Em termos gerais, a economia do século XXI é globalizada, os mercados são interligados e possuem imperfeições que tendem a gerar falhas no seu processo de equilíbrio. Nesse contexto, surge a necessidade de o governo intervir na economia, a fim de minimizar os impactos e, se possível, corrigir as “falhas de mercado”. Sabe-se que uma seca prolongada destruiu consideráveis plantações de feijão em vários estados brasileiros. Em consequência, a oferta de feijão foi drasticamente reduzida, tendo sido registrado aumento de preço desse produto. O impacto subsequente sobre o comportamento dos consumidores foi a redução da demanda por feijão e a substituição dele por outro alimento. Com a redução da demanda, os produtores (ofertantes) não tiveram alternativa a não ser reduzir o preço do feijão. Por outro lado, em virtude do processo de globalização, os empresários poderiam importar feijão de outros países, visando lucrar com a alta dos preços internos. Contudo, com a entrada do feijão importado no mercado brasileiro, a tendência é que ocorra uma queda no preço do produto. Observe que existe um mecanismo de ajuste automático da economia, em que a escassez de feijão resulta em um aumento de seus preços, ao passo que o aumento dos preços pode induzir ao fim dessa escassez. Esse mecanismo faz com que o mercado se ajuste automaticamente no que se refere às variações de preços e de quantidades de produto. No entanto, essa é uma visão idealizada do sistema de mercado. Esse ajuste automático não ocorre em situações conhecidas como “falhas de mercado”. Referidas falhas surgem quando os mecanismos de mercado são deixados livres, o que pode culminar em resultados econômicos ineficientes ou indesejáveis sob o ponto de vista social. Assim, quando o governo necessita intervir na economia de forma a garantir o fornecimento de bens e serviços não oferecidos de forma adequada pelo sistema de mercado, ele está exercendo uma de suas funções clássicas; assinale-a.
- A)Alocativa.
Correta: a intervenção para suprir bem ou serviço que o mercado não fornece adequadamente caracteriza a função alocativa.
- B)Reguladora.
Errada: a função reguladora existe na atuação estatal, mas aqui a ideia central não é regular mercado e sim corrigir falha de alocação de recursos.
- C)Mantenedora.
Errada: não se trata de função clássica do governo em AFO, sendo termo sem encaixe na classificação tradicional.
- D)Estabilizadora.
Errada: a função estabilizadora cuida de inflação, emprego e crescimento, não de garantir oferta de um bem específico afetado por falha de mercado.

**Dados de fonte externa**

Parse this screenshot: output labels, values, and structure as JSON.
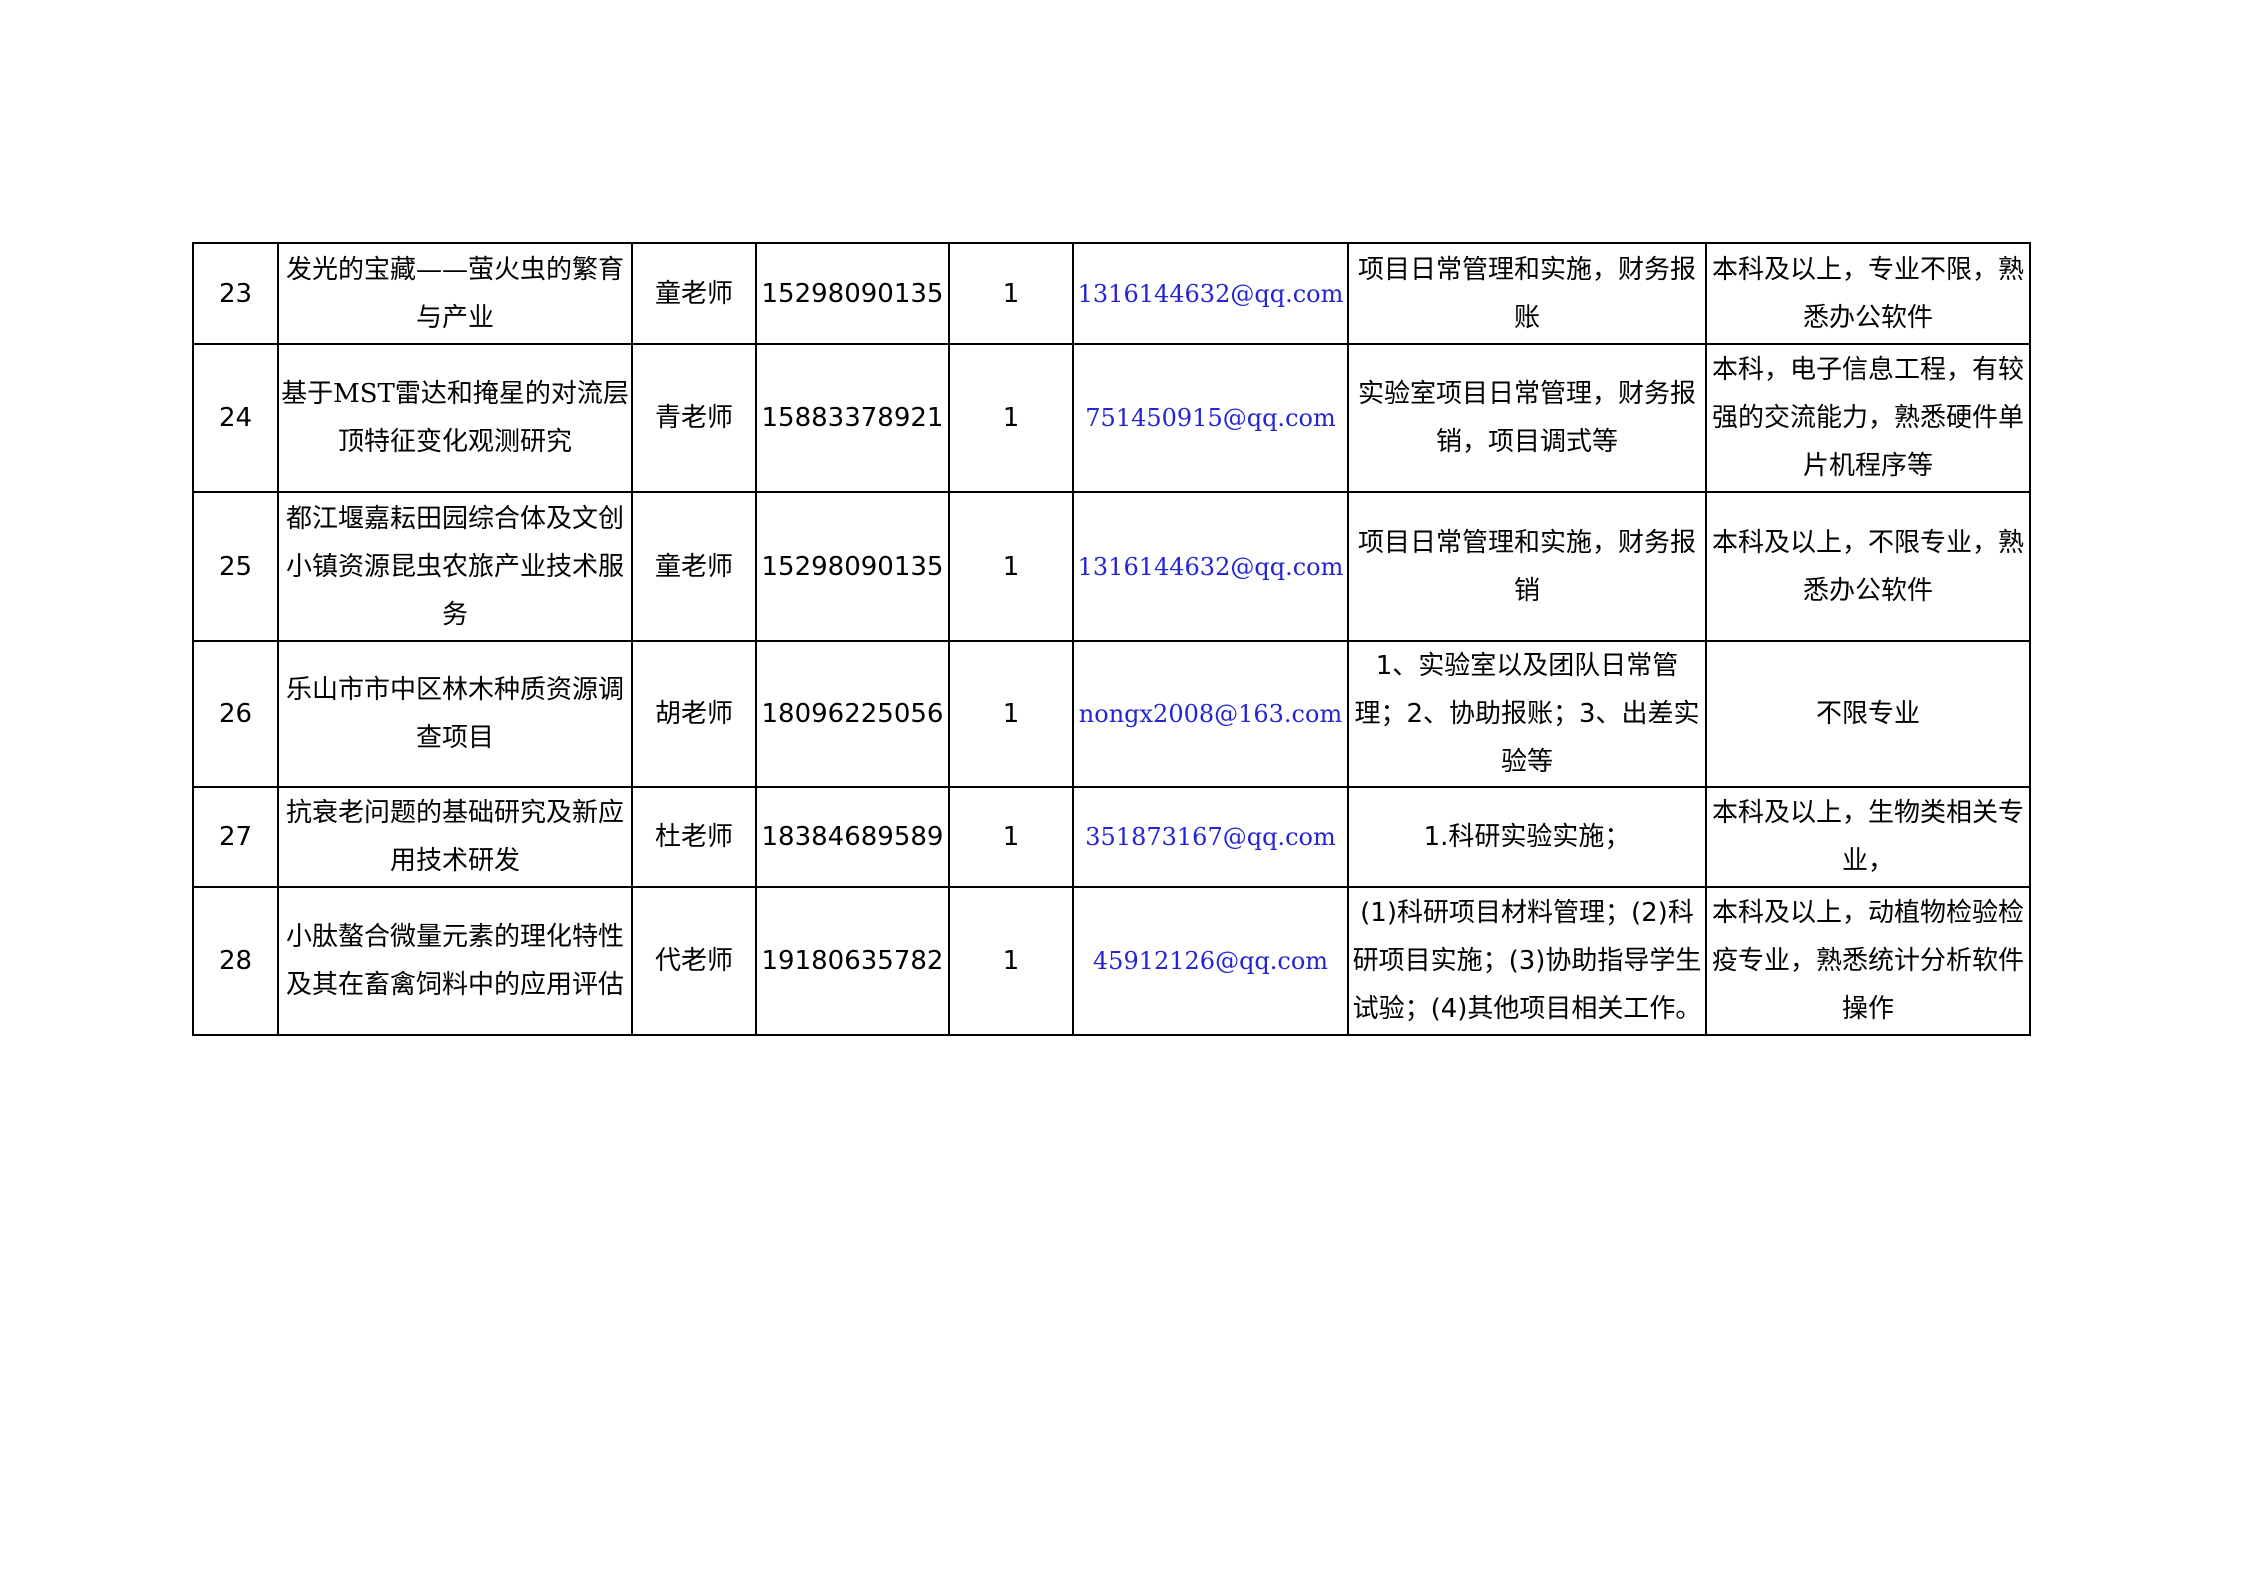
{
  "rows": [
    {
      "no": "23",
      "project": "发光的宝藏——萤火虫的繁育与产业",
      "teacher": "童老师",
      "phone": "15298090135",
      "count": "1",
      "email": "1316144632@qq.com",
      "duty": "项目日常管理和实施，财务报账",
      "requirement": "本科及以上，专业不限，熟悉办公软件"
    },
    {
      "no": "24",
      "project": "基于MST雷达和掩星的对流层顶特征变化观测研究",
      "teacher": "青老师",
      "phone": "15883378921",
      "count": "1",
      "email": "751450915@qq.com",
      "duty": "实验室项目日常管理，财务报销，项目调式等",
      "requirement": "本科，电子信息工程，有较强的交流能力，熟悉硬件单片机程序等"
    },
    {
      "no": "25",
      "project": "都江堰嘉耘田园综合体及文创小镇资源昆虫农旅产业技术服务",
      "teacher": "童老师",
      "phone": "15298090135",
      "count": "1",
      "email": "1316144632@qq.com",
      "duty": "项目日常管理和实施，财务报销",
      "requirement": "本科及以上，不限专业，熟悉办公软件"
    },
    {
      "no": "26",
      "project": "乐山市市中区林木种质资源调查项目",
      "teacher": "胡老师",
      "phone": "18096225056",
      "count": "1",
      "email": "nongx2008@163.com",
      "duty": "1、实验室以及团队日常管理；2、协助报账；3、出差实验等",
      "requirement": "不限专业"
    },
    {
      "no": "27",
      "project": "抗衰老问题的基础研究及新应用技术研发",
      "teacher": "杜老师",
      "phone": "18384689589",
      "count": "1",
      "email": "351873167@qq.com",
      "duty": "1.科研实验实施；",
      "requirement": "本科及以上，生物类相关专业，"
    },
    {
      "no": "28",
      "project": "小肽螯合微量元素的理化特性及其在畜禽饲料中的应用评估",
      "teacher": "代老师",
      "phone": "19180635782",
      "count": "1",
      "email": "45912126@qq.com",
      "duty": "(1)科研项目材料管理；(2)科研项目实施；(3)协助指导学生试验；(4)其他项目相关工作。",
      "requirement": "本科及以上，动植物检验检疫专业，熟悉统计分析软件操作"
    }
  ]
}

- E)Distributiva ou redistributiva.
Errada: a função distributiva ou redistributiva foca na repartição de renda e redução de desigualdades, o que não é o caso narrado.
Gabarito: A
Quando o mercado não consegue entregar sozinho um resultado bom para a coletividade, entra em cena a chamada intervenção do Estado para corrigir falhas de mercado. Em AFO, isso aparece nas funções clássicas do governo: alocativa, distributiva e estabilizadora. A ideia central aqui é simples: o governo atua para melhorar a alocação dos recursos quando o mercado falha em fornecer bens e serviços de forma adequada ou na quantidade desejável socialmente. No caso da questão, a seca derrubou a oferta de feijão, os preços subiram e o mercado tentou se ajustar sozinho. Mas esse ajuste pode não ser suficiente ou pode gerar resultado social ruim, especialmente quando há escassez de um bem essencial. Nessa situação, o governo intervém para garantir o fornecimento do bem ou corrigir a insuficiência do mercado. Isso é típico da função alocativa, que consiste na atuação estatal para alocar recursos e ofertar bens e serviços que o mercado não provê adequadamente. A função alocativa está ligada à produção e provisão de bens públicos, semipúblicos ou de interesse social, além da correção de falhas como monopólio, externalidades e escassez de bens essenciais. Em linguagem de prova: se o Estado age para que a economia ofereça aquilo que o mercado sozinho não está entregando bem, o raciocínio é de alocação. Já as funções distributiva e estabilizadora têm outras missões: a distributiva trata da distribuição de renda e redução de desigualdades, enquanto a estabilizadora busca controlar inflação, desemprego e nível de atividade econômica. Por isso, o gabarito é a letra A. A doutrina de finanças públicas e AFO costuma apresentar essas três funções como o tripé clássico da intervenção estatal na economia.